La regola vuole che ogni buona serie tv possa riassumersi nel corso di un viaggio in ascensore: si chiama infatti in gergo elevator pitch l’idea, il concetto base di uno show, anche perché, secondo la leggenda, dovrebbe trattarsi di qualcosa in grado di impressionare produttori e vertici dei network immediatamente, in poche parole.
Ogni tanto, però, è giusto che ci sia un’eccezione, com’è il caso di Homecoming, nuova produzione originale Amazon Prime Video, la cui prima stagione è stata pubblicata sulla piattaforma il 2 novembre. Non è per nulla facile spiegare di cosa parli, Homecoming, ed è una scelta deliberata: c’è Julia Roberts (è la sua prima volta su piccolo schermo, ed è anche produttrice) che interpreta Heidi Bergman, una consulente impegnata nella gestione di una struttura per l’accoglienza e il reintegro in società di giovani reduci dall’Afghanistan e dall’Iraq.
La struttura – che si chiama appunto Homecoming, “ritorno a casa” – è in mezzo alle paludi della Florida, ha un design particolarissimo a metà tra l’iper-moderno e il vintage, Heidi continua a ricevere telefonate intimidatorie da un certo Colin e il tutto appare immerso in un’atmosfera sottilmente sinistra.
E c’è poi un altro piano temporale, di qualche anno nel futuro: tempo dopo, Heidi fa la cameriera in una bettola vicino a un porto, e la sua esistenza è cupa e spenta, c’è qualcosa di sbagliato, di soffocante, di “sporco”, una sensazione sottolineata dal fatto che, in questa timeline, lo schermo è stretto in un’inquadratura quadrata, invece che nel solito 4:3 o nell’ancora più arioso 16:9. Cos’è successo nel frattempo?
Homecoming è la nuova creazione di Sam Esmail, l’autore di Mr.
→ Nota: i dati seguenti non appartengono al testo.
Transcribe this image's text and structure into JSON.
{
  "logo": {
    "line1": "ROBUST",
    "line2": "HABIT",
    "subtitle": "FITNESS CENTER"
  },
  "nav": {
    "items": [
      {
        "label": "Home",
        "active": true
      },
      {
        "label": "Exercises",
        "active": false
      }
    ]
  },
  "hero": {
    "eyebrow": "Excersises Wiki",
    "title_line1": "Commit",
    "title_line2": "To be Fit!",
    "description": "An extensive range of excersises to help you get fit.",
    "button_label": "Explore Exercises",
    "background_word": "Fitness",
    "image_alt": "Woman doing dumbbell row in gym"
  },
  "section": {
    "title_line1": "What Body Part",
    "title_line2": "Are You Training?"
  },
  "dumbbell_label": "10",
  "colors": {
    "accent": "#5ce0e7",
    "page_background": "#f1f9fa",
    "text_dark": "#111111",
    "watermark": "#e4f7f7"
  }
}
Robot, che ribadisce così il proprio talento, soprattutto estetico: la serie è tratta da un omonimo podcast, di grande successo negli Stati Uniti, un podcast narrativo, l’equivalente di un radiodramma, tutto costruito attraverso finte registrazioni di sedute d’analisi, documenti recuperati e letti, telefonate, messaggi, etc.
Se la sceneggiatura deriva in gran parte da lì – ed è adattata per la tv dagli stessi autori del podcast, Eli Horowitz e Micah Bloomberg –, Sam Esmail lavora qui sull’aspetto visivo, aggiungendo un livello completamente nuovo alla storia e, di fatto, trasformandola in qualcos’altro: cioè in un thriller denso e tesissimo, degno erede sia dei noir anni 50, sia, soprattutto, della New Hollywood anni 70. Da Alfred Hitchcock a Alan J. Pakula, da La conversazione di Francis Ford Coppola a I tre giorni del Condor di Sidney Pollack, passando da Brian De Palma e perfino Stanley Kubrick, ma non attraverso uno sterile fuoco di fila di citazioni (come spesso accade nel cinema e nella tv postmoderni) bensì con un remix di fonti e ispirazioni che omaggia i maestri e intanto distilla un risultato differente.
Un’operazione evidente nello sfacciato ed efficacissimo uso della musica, tutta composta da brani di colonne sonore esistenti, da Pino Donaggio a Bernard Herrmann a Ennio Morricone: alcuni temi sono anche molto riconoscibili, ma sono sempre usati per aumentare l’efficacia del racconto, non per soffocarlo con un ingombrante rimando cinefilo.
E infine, come i migliori thriller cospirazionisti hanno sempre fatto, Homecoming restituisce alla sua paranoia qualcosa che oggi ci manca molto, cioè una forma di pensiero critico: non iperbolici deliri complottisti, ma una riflessione sul sistema, la macchina che ci schiaccia, tutti quanti, e che quindi pretende anche da noi un’ineludibile tassa di responsabilità. Tra le migliori novità dell’autunno televisivo: non perdetela.